With Alice choosing $16$, Bob's optimal reply is $15$, but for those choices, the expected value of Alice's score minus Bob's score is $+0.5$, so Alice will win more points, on average, than Bob.

If Alice chooses any number other than $16$, Bob has a reply which can force the expected value of Alice's score minus Bob's score to be negative, so in those cases, Bob will win more points, on average, than Alice.

If Alice chooses $16$, and Bob chooses any number other than $15$, the expected value of Alice's score minus Bob's score will be greater than $0.5$, so Bob's best choice is $15$, since it minimizes Bob's expected loss.

Optimal strategies for Bob:

If Alice chooses $k$ with $k < 16$, Bob's best reply is $31-k$, which yields a positive expectation for Bob.

If Alice chooses $k$ with $k > 16$, Bob's best reply is $k-1$, which yields a positive expectation for Bob.

Finally, if Alice chooses $16$, all choices by Bob yield a negative expectation for Bob, but to minimize the expected loss, Bob should choose $15$.
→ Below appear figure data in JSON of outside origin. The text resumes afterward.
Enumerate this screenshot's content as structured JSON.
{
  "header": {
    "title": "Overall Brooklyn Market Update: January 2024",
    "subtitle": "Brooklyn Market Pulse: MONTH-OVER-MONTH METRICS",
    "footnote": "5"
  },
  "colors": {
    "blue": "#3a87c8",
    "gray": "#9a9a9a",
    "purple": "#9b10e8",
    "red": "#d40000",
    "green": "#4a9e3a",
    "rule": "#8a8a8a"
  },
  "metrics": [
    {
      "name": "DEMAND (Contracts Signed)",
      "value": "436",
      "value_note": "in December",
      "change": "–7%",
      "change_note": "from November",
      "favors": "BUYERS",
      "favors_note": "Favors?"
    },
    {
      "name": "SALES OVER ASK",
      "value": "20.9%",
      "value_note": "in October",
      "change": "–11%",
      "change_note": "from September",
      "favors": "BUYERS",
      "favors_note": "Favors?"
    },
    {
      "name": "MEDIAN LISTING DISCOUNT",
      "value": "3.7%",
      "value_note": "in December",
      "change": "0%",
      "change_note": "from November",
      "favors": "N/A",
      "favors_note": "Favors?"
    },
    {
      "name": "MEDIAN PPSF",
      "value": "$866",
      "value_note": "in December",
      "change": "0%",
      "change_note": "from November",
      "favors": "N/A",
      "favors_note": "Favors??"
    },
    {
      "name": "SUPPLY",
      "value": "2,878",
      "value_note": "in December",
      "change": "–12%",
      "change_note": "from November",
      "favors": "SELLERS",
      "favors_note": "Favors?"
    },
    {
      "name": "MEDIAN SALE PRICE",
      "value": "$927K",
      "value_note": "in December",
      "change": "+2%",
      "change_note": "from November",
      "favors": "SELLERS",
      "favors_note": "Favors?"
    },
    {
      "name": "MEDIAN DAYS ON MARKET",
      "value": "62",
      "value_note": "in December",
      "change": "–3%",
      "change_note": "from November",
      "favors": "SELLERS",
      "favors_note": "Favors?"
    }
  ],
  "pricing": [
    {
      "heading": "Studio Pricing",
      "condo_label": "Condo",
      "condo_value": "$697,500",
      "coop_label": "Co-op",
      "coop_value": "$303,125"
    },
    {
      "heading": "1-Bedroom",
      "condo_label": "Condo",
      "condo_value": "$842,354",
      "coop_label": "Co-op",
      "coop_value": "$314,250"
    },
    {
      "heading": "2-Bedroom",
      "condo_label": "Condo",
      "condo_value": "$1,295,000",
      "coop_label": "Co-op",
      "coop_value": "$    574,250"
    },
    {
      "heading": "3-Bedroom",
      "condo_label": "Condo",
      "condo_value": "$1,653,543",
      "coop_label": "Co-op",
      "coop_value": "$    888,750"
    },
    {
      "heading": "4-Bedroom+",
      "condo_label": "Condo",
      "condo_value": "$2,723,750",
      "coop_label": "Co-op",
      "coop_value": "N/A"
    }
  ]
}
Bottom line: You want to be Alice!
A: Edited to add, Tues. Aug 15, 13:58 GMT: I got the rules of the game wrong, I think.  Keeping this for posterity.
Original answer: Let's call the players Alice and Bob.  Alice goes first, because her name is alphabetically first.  I'll assume that Bob gets to know what number Alice picked.
First, let's work out what Bob should pick, and how much he'll win if he does so.  If Alice picks $n$, Bob hould pick either $n-1$ or $n+1$.   If Bob picks $n-1$, he wins with any number up to $n-1$; if he picks $n-k$ he wins with any number up to $n - k/2$, which is at most $n-1$.  So Bob should prefer picking $n-1$ to any smaller number.  Similarly he should prefer picking $n+1$ to any bigger number.
Now, if Bob picks $n-1$, he has probability $1/30$ of winning $1$, probability $1/30$ of winning $2$, and so on up to $n$.  So Bob's expected winnings in this case are 
$$ {1 \over 30} \left( 1 + 2 + 3 + \cdots + (n-1) \right) = {1\over 30} {n(n-1) \over 2}. $$
Similarly if Bob picks $n+1$, he has probability $1/30$ of winning $n+1, n+2, \ldots, 30$.  So his expected winnings are
$$ {1 \over 30} \left( (n+1) + (n+2) + \cdots + 30 \right) = {1 \over 30} {(31+n)(30-n) \over 2}. $$
Bob should pick $n-1$ or $n+1$ according to which of these is larger.  That is, he should pick $n-1$ if
$$ {{n(n-1) \over 2}} > {(31+n)(30-n) \over 2} $$
and $n+1$ if the inequality goes the other way.  We can solve the inequality.  Expanding the numerators gives
$$ n^2 - n = 930 - n - n^2 $$
and we can cancel out the $-n$ and rearrange to get $930 = 2n^2$, or $n = \sqrt{465} \approx 21.56$.
So Bob should pick $n-1$ if $n > \sqrt{465}$ (i. e. $n \ge 22$) and $n+1$ otherwise (if $n \le 21$).  His expected winnings will be $n(n-1)/60$ if $n \ge 22$ and $(31+n)(30-n)/60$ if $n \le 21$.
Now, what will Alice choose?  Alice chooses in such a way as to minimize Bob's expected winnings, because minizing Bob's expected winnings is the same as maximizing her own.  This is because the sum of Alice's expected winnings and Bob's expected winnings is the expected number that comes up when you roll a 30-sided die.  (This is 15.5, but that's irrelevant right now.)   The function $n(n-1)/60$ is increasing with $n$, so Bob does better as $n$ increases above 22.  And $(31+n)(30-n)/60$ decreases with $n$, so Bob does better as $n$ decreases below 21.  Bob's worst number is therefore either 21 or 22.  Explicitly computing, Bob's expected winnigs are $22(22-1)/60 = 7.7$ if Alice picks $n = 22$, and $(31+21)(30-21)/60 = 7.8$ if Alice picks $n = 21$.  Therefore Alice will pick $n = 22$, shd expected to win $15.5 - 7.7 = 7.8$, and Bob expects to win $7.7$.    
Finally, a player given the choice of going first or second will choose to go first (that is, to be Alice).  This depends on the fact that the number of sides of the die is $k = 30$, and in particular on where $\sqrt{k(k+1)/2}$ falls relative to the integers on either side of it.